Melting in the Earth's deep upper mantle caused by carbon dioxide

• Published in: Nature Vol. 440; no. 7084; pp. 659 - 662
• Main Authors: Dasgupta, Rajdeep, Hirschmann, Marc M
• Format: Journal Article
• Language: English
• Published: London Nature Publishing 30.03.2006; Nature Publishing Group
• Subjects: Argon; Carbon; Carbon dioxide; Carbonates; Crystalline rocks; Earth sciences; Earth, ocean, space; Exact sciences and technology; Experimental petrology; Geology; Geophysics; Helium; Mantle; Marine; Melting; Melts; Ridges; Thorium; Upper mantle; Uranium; experimental studies; carbon dioxide; mid-ocean ridges; rheology; fluid phase; upper mantle; igneous rocks; carbonates; partial melting; high pressure; high temperature; speciation; depth; recrystallization; upwelling; plutonic rocks; ultramafics; volatile elements; metasomatism; peridotites
• ISSN: 0028-0836; 1476-4687; 1476-4679
• DOI: 10.1038/nature04612

The onset of partial melting beneath mid-ocean ridges governs the cycling of highly incompatible elements from the mantle to the crust, the flux of key volatiles (such as CO2, He and Ar) and the rheological properties of the upper mantle.
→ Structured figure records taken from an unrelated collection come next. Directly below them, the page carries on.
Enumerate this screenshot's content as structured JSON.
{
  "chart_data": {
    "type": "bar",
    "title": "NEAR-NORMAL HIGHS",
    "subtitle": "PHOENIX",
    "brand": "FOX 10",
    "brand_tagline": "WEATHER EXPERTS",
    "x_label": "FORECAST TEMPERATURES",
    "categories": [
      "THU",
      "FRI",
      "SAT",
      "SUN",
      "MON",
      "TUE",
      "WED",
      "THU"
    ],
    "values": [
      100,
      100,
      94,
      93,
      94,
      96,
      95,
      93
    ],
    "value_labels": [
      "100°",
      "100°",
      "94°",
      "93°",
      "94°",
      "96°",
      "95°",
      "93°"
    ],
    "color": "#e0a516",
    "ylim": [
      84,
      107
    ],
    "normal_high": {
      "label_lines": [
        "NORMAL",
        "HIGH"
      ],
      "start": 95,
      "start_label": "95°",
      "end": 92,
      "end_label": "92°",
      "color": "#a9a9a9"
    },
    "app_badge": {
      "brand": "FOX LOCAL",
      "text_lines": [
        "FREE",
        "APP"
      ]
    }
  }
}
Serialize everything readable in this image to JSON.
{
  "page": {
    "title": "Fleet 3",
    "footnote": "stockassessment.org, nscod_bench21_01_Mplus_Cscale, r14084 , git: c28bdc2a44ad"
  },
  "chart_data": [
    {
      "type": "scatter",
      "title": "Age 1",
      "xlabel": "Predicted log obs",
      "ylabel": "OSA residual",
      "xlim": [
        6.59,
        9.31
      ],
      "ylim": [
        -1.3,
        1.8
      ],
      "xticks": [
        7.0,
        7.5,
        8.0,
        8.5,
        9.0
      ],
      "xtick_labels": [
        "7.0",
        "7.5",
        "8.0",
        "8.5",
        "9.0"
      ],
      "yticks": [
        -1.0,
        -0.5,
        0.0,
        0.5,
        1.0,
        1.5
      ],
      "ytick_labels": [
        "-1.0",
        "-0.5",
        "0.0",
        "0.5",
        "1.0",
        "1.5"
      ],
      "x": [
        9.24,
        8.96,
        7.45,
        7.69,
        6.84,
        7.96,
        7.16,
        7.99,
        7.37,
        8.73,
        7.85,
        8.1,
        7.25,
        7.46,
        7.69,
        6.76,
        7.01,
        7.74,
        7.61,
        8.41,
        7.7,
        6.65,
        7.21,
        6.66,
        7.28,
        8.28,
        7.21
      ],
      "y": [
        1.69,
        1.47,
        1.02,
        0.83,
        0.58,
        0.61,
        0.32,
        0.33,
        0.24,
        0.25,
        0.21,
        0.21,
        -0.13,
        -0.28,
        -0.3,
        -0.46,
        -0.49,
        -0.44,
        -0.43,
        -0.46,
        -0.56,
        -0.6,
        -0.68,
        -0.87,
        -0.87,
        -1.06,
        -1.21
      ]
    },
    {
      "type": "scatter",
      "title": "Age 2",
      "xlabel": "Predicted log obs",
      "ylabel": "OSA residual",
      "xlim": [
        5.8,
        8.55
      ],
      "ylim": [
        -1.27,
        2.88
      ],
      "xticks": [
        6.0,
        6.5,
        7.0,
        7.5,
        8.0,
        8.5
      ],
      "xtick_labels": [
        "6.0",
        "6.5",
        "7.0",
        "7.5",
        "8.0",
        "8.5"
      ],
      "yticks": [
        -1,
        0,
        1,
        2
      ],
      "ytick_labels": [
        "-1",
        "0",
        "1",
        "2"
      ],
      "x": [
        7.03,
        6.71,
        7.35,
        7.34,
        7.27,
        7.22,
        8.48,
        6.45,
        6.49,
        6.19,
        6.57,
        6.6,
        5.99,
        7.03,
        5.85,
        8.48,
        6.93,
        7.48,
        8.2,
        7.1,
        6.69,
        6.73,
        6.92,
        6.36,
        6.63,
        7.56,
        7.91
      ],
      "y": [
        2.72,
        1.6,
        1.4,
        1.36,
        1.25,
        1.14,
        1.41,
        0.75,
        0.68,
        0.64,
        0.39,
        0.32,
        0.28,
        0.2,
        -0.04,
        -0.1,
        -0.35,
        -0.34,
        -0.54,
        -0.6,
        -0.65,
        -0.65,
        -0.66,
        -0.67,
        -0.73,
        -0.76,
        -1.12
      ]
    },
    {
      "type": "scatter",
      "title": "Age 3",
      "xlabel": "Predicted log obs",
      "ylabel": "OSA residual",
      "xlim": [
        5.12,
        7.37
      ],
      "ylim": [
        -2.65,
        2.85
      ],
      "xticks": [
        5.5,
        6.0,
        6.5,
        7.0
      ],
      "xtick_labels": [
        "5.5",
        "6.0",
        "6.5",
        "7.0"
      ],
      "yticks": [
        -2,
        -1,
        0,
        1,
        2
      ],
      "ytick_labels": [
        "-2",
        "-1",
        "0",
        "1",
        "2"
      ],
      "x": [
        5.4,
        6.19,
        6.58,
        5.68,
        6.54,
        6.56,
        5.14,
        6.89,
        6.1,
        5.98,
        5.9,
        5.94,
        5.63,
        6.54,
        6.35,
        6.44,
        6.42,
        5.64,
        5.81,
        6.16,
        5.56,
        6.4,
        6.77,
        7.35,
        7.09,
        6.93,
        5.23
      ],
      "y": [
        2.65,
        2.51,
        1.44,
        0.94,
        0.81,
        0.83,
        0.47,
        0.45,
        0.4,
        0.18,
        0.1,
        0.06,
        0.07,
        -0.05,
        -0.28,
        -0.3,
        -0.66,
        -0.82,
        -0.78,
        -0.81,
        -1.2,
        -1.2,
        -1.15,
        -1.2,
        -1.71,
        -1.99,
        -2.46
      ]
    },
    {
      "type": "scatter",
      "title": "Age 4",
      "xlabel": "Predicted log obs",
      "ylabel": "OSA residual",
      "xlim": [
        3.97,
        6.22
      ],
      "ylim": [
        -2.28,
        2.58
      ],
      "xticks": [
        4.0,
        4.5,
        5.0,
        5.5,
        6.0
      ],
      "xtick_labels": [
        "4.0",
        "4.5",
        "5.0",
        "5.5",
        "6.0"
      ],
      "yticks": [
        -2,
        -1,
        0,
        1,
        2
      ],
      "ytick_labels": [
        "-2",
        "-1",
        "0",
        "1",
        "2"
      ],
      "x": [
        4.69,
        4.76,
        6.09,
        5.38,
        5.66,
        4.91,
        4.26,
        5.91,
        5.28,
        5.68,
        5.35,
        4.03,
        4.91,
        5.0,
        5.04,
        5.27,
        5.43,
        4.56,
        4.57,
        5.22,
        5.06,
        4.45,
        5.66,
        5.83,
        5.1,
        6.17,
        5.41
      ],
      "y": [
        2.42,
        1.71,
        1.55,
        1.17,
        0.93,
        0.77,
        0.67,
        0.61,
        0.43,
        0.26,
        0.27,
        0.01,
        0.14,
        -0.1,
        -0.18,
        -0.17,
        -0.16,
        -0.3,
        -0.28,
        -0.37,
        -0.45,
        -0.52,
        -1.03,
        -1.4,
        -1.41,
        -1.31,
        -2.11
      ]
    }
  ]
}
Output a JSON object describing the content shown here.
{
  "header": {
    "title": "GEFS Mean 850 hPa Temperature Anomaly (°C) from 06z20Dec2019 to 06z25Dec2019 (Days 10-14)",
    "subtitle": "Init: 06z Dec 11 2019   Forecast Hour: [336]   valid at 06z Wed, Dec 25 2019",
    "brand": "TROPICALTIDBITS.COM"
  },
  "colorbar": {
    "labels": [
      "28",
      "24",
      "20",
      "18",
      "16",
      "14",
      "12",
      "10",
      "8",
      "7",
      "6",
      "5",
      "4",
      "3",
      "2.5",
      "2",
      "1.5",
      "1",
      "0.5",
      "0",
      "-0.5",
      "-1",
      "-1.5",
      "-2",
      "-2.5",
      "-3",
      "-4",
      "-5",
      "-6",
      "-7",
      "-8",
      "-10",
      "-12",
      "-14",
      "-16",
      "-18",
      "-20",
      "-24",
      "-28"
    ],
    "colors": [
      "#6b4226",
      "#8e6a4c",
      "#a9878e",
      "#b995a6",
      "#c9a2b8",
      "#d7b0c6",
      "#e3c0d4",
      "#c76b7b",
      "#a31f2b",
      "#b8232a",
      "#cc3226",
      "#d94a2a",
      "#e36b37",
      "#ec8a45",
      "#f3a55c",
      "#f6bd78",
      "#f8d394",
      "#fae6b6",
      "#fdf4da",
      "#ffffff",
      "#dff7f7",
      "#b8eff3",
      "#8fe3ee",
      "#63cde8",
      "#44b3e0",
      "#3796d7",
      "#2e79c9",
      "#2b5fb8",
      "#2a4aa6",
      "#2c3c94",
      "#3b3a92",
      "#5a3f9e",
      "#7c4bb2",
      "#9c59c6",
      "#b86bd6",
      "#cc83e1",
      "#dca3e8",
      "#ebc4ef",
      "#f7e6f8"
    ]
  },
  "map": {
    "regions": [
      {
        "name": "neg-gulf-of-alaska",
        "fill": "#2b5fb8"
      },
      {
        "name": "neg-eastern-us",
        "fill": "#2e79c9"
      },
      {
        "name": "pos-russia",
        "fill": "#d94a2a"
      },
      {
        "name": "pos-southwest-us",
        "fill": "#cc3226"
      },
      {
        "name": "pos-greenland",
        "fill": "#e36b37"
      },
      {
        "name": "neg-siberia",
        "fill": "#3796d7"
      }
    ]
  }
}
Geophysical observations indicate that melting beneath ridges begins at depths approaching 300 km, but the cause of this melting has remained unclear. Here we determine the solidus of carbonated peridotite from 3 to 10 GPa and demonstrate that melting beneath ridges may occur at depths up to 330 km, producing 0.03–0.3% carbonatite liquid. We argue that these melts promote recrystallization and realignment of the mineral matrix, which may explain the geophysical observations. Extraction of incipient carbonatite melts from deep within the oceanic mantle produces an abundant source of metasomatic fluids and a vast mantle residue depleted in highly incompatible elements and fractionated in key parent-daughter elements. We infer that carbon, helium, argon and highly incompatible heat-producing elements (such as uranium, thorium and potassium) are efficiently scavenged from depths of ∼200–330 km in the upper mantle.